Llama3-ChatQA-1.5-8B

nvidia

Total Score

475

The Llama3-ChatQA-1.5-8B model is a large language model developed by NVIDIA that excels at conversational question answering (QA) and retrieval-augmented generation (RAG). It was built on top of the Llama-3 base model and incorporates more conversational QA data to enhance its tabular and arithmetic calculation capabilities. There is also a larger 70B parameter version available. Model inputs and outputs Inputs Text**: The model accepts text input to engage in conversational question answering and generation tasks. Outputs Text**: The model outputs generated text responses, providing answers to questions and generating relevant information. Capabilities The Llama3-ChatQA-1.5-8B model demonstrates strong performance on a variety of conversational QA and RAG benchmarks, outperforming models like ChatQA-1.0-7B, Llama-3-instruct-70b, and GPT-4-0613. It excels at tasks like document-grounded dialogue, multi-turn question answering, and open-ended conversational QA. What can I use it for? The Llama3-ChatQA-1.5-8B model is well-suited for building conversational AI assistants, chatbots, and other applications that require natural language understanding and generation capabilities.
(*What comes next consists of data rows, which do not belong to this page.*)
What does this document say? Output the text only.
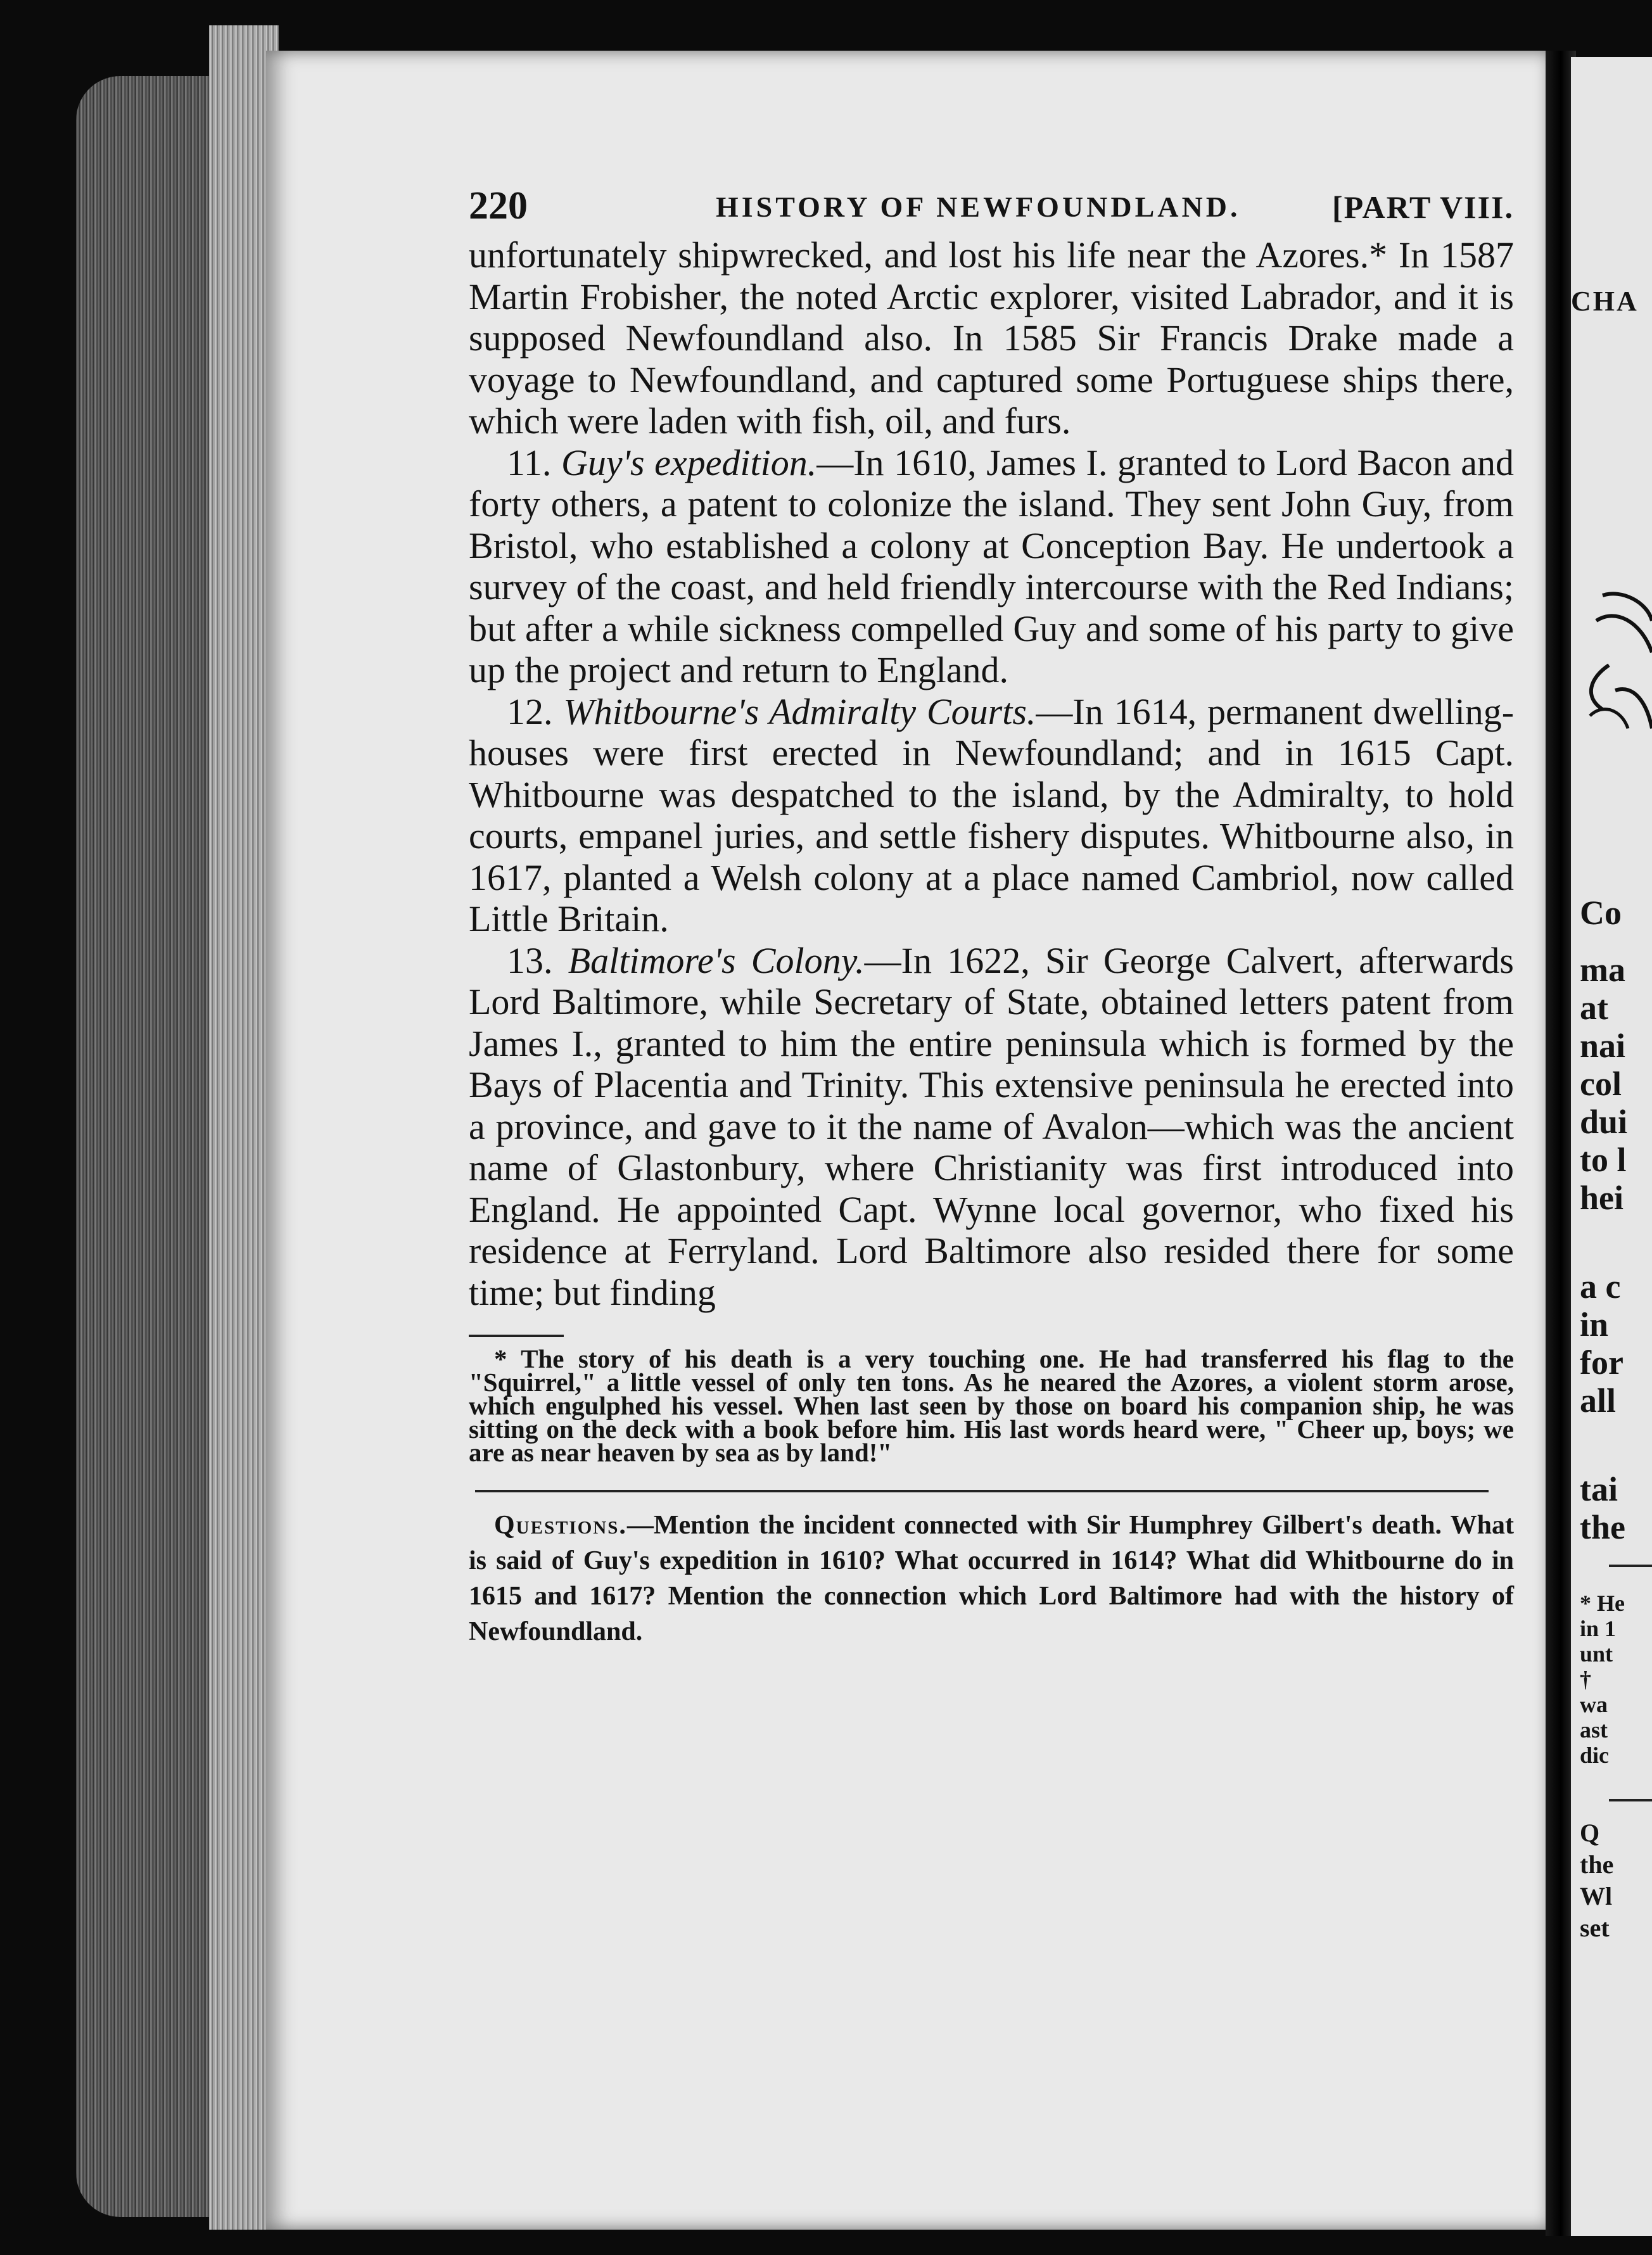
CHA
Co
ma
at
nai
col
dui
to l
hei
a c
in
for
all
tai
the
* He
in 1
unt
†
wa
ast
dic
Q
the
Wl
set
220	HISTORY OF NEWFOUNDLAND.	[PART VIII.

unfortunately shipwrecked, and lost his life near the Azores.* In 1587 Martin Frobisher, the noted Arctic explorer, visited Labrador, and it is supposed Newfoundland also. In 1585 Sir Francis Drake made a voyage to Newfoundland, and captured some Portuguese ships there, which were laden with fish, oil, and furs.

11. Guy's expedition.—In 1610, James I. granted to Lord Bacon and forty others, a patent to colonize the island. They sent John Guy, from Bristol, who established a colony at Conception Bay. He undertook a survey of the coast, and held friendly intercourse with the Red Indians; but after a while sickness compelled Guy and some of his party to give up the project and return to England.

12. Whitbourne's Admiralty Courts.—In 1614, permanent dwelling-houses were first erected in Newfoundland; and in 1615 Capt. Whitbourne was despatched to the island, by the Admiralty, to hold courts, empanel juries, and settle fishery disputes. Whitbourne also, in 1617, planted a Welsh colony at a place named Cambriol, now called Little Britain.

13. Baltimore's Colony.—In 1622, Sir George Calvert, afterwards Lord Baltimore, while Secretary of State, obtained letters patent from James I., granted to him the entire peninsula which is formed by the Bays of Placentia and Trinity. This extensive peninsula he erected into a province, and gave to it the name of Avalon—which was the ancient name of Glastonbury, where Christianity was first introduced into England. He appointed Capt. Wynne local governor, who fixed his residence at Ferryland. Lord Baltimore also resided there for some time; but finding

* The story of his death is a very touching one. He had transferred his flag to the "Squirrel," a little vessel of only ten tons. As he neared the Azores, a violent storm arose, which engulphed his vessel. When last seen by those on board his companion ship, he was sitting on the deck with a book before him. His last words heard were, " Cheer up, boys; we are as near heaven by sea as by land!"

Questions.—Mention the incident connected with Sir Humphrey Gilbert's death. What is said of Guy's expedition in 1610? What occurred in 1614? What did Whitbourne do in 1615 and 1617? Mention the connection which Lord Baltimore had with the history of Newfoundland.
It could be used to power customer service chatbots, virtual assistants, educational tools, and more. The model's strong performance on QA and RAG tasks make it a valuable resource for researchers and developers working on conversational AI systems. Things to try One interesting aspect of the Llama3-ChatQA-1.5-8B model is its ability to handle tabular and arithmetic calculation tasks, which can be useful for applications that require quantitative reasoning. Developers could explore using the model to power conversational interfaces for data analysis, financial planning, or other domains that involve numerical information. Another interesting area to explore would be the model's performance on multi-turn dialogues and its ability to maintain context and coherence over the course of a conversation. Developers could experiment with using the model for open-ended chatting, task-oriented dialogues, or other interactive scenarios to further understand its conversational capabilities.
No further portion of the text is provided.